First principles, microkinetic, and experimental analysis of Lewis acid site speciation during ethanol dehydration on Sn-Beta zeolites
2018
Bukowski, Brandon C. | Bates, Jason S. | Gounder, Rajamani | Greeley, Jeffrey
Density functional theory calculations are combined with kinetic measurements of ethanol dehydration to diethyl ether to identify the relative catalytic contributions of structurally distinct speciations of Sn sites in zeolite Beta frameworks.
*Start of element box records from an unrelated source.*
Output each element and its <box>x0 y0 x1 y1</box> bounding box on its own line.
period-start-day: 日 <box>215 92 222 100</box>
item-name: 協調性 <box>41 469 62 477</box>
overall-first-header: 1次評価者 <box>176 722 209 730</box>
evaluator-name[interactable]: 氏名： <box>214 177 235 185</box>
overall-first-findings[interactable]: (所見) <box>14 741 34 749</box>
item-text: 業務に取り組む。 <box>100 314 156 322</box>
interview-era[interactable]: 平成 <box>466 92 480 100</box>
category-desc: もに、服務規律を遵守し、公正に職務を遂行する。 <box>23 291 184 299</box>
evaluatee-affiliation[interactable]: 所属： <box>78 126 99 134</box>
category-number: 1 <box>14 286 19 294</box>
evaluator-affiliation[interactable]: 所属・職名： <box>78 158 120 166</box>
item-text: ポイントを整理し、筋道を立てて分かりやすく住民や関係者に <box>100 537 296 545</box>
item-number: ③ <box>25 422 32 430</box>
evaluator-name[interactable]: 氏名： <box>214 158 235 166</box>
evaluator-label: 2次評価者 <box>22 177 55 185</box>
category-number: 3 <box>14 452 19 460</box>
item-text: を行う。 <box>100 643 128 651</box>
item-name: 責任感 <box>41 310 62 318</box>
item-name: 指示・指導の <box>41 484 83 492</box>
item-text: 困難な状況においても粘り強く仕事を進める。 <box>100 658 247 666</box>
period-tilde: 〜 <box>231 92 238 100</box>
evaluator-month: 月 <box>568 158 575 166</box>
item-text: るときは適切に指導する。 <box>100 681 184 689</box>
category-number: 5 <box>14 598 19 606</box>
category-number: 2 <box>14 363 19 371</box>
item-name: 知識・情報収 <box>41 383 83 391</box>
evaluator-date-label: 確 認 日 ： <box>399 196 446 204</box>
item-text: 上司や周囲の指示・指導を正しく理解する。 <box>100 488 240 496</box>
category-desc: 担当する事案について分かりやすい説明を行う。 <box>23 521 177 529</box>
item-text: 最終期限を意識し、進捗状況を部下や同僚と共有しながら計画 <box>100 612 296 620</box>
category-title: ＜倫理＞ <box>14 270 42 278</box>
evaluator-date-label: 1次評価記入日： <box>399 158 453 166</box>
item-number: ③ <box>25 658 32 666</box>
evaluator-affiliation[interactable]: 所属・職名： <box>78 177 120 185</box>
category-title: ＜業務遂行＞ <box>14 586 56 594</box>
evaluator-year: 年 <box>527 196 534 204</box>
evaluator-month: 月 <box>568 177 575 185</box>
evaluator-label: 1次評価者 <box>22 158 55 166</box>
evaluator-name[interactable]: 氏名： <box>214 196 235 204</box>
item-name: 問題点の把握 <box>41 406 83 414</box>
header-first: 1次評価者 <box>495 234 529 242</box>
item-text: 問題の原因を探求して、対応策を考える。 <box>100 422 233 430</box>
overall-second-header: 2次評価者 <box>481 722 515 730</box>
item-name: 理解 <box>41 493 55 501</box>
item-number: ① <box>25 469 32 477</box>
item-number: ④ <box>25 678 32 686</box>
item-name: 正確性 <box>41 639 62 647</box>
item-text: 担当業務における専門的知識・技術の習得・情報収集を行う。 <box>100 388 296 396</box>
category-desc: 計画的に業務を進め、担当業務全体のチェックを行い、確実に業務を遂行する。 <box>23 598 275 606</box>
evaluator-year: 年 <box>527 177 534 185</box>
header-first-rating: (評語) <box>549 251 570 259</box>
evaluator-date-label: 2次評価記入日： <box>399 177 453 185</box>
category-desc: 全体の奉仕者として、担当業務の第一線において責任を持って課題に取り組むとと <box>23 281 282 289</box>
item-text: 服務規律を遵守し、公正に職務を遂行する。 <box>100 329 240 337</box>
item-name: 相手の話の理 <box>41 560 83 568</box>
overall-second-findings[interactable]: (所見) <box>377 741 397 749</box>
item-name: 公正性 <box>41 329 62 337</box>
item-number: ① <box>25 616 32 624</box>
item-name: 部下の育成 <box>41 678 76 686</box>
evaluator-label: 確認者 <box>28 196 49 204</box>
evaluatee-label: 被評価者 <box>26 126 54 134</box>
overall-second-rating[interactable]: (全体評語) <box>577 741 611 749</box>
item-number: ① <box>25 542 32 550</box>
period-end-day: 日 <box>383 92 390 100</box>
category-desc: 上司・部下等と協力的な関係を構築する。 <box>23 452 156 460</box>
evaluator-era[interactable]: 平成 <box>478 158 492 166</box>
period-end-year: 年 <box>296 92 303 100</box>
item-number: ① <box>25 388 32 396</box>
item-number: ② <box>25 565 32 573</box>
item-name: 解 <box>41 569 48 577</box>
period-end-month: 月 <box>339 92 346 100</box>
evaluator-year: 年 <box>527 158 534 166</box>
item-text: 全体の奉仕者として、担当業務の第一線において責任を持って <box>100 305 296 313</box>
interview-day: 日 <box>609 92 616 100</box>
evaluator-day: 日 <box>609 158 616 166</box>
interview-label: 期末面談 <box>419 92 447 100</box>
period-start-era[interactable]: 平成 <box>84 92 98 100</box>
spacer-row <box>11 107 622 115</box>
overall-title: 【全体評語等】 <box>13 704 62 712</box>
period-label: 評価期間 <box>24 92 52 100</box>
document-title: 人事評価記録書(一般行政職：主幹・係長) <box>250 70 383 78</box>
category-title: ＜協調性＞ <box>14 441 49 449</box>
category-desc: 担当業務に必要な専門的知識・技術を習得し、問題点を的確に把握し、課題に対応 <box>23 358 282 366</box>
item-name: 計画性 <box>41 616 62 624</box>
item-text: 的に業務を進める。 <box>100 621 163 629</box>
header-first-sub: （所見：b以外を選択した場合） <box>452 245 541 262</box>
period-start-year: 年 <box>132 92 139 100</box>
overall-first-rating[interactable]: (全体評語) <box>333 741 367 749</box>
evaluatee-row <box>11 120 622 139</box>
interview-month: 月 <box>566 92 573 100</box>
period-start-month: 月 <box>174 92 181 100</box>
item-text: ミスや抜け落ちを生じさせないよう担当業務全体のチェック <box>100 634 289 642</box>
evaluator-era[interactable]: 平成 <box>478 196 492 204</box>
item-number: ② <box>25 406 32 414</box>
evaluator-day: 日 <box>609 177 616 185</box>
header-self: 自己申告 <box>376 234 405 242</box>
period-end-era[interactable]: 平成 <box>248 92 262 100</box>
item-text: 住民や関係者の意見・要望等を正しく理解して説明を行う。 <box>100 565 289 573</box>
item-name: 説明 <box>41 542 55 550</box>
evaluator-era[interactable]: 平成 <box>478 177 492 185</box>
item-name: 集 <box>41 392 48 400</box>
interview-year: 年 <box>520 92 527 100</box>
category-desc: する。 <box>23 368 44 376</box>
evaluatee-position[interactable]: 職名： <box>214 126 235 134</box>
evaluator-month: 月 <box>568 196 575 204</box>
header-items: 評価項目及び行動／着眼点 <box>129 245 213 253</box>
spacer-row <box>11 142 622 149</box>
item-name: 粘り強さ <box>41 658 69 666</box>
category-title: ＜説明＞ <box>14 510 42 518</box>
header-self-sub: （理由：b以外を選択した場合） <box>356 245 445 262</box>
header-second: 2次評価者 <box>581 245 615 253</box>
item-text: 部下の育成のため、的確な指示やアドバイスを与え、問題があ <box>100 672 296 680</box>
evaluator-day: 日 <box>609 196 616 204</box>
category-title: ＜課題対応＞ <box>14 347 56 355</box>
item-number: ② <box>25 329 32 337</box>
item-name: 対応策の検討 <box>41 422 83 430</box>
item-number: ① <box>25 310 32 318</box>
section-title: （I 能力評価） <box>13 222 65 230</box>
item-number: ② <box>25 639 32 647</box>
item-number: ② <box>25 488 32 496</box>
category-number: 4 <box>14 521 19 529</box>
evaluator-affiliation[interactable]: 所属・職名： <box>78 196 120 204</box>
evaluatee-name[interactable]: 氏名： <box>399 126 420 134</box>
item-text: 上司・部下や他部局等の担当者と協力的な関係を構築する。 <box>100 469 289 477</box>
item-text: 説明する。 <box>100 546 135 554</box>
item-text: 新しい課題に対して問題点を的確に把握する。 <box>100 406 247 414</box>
The structural complexities of the Beta framework require nonstandard techniques for entropy and energy calculations, including consideration of anharmonic effects in vibrational modes, employment of quasi-harmonic densities of states methods to evaluate entropies, and use of hybrid density functionals to evaluate binding energies. Calculated energies and entropies are used to construct a microkinetic model that is iteratively refined to identify all kinetically and thermodynamically sensitive reaction steps and intermediates which are subsequently treated with the higher-level methods. The rate and equilibrium constants obtained from this tiered approach agree well with measured reaction orders in ethanol and water. Site balances provide evidence for the interconversion of Sn sites between “closed” configurations that are tetra-coordinated to the framework, open configurations formed by hydrolysis that are tri-coordinated to the framework and contain a hydroxyl ligand and proximal silanol group (“hydroxy-open”), and open tri-coordinate configurations formed by reaction with ethanol, yielding an ethoxy ligand and proximal silanol group (“ethoxy-open”). Closed, hydroxy-open, and ethoxy-open Sn sites adsorb ethanol via distinct modes and react via distinct pathways, with the consequence that prevalent dehydration pathways depend on the speciation of Sn sites under reaction conditions. The kinetic modeling indicates that, under the conditions studied (404 K, 0.5–35 kPa ethanol, 0.1–50 kPa water), bimolecular dehydration on the closed Sn site is the sole kinetically-relevant step, and ethanol, ethanol-ethanol dimers, and ethanol-water dimers are the most abundant surface intermediates. These results highlight the importance of considering the distribution of heteroatom coordination modes to zeolite frameworks under reaction conditions, as well as pathways for their interconversion in the presence of reacting molecules, to obtain more robust mechanistic and kinetic interpretations of catalytic pathways in Lewis acid zeolites.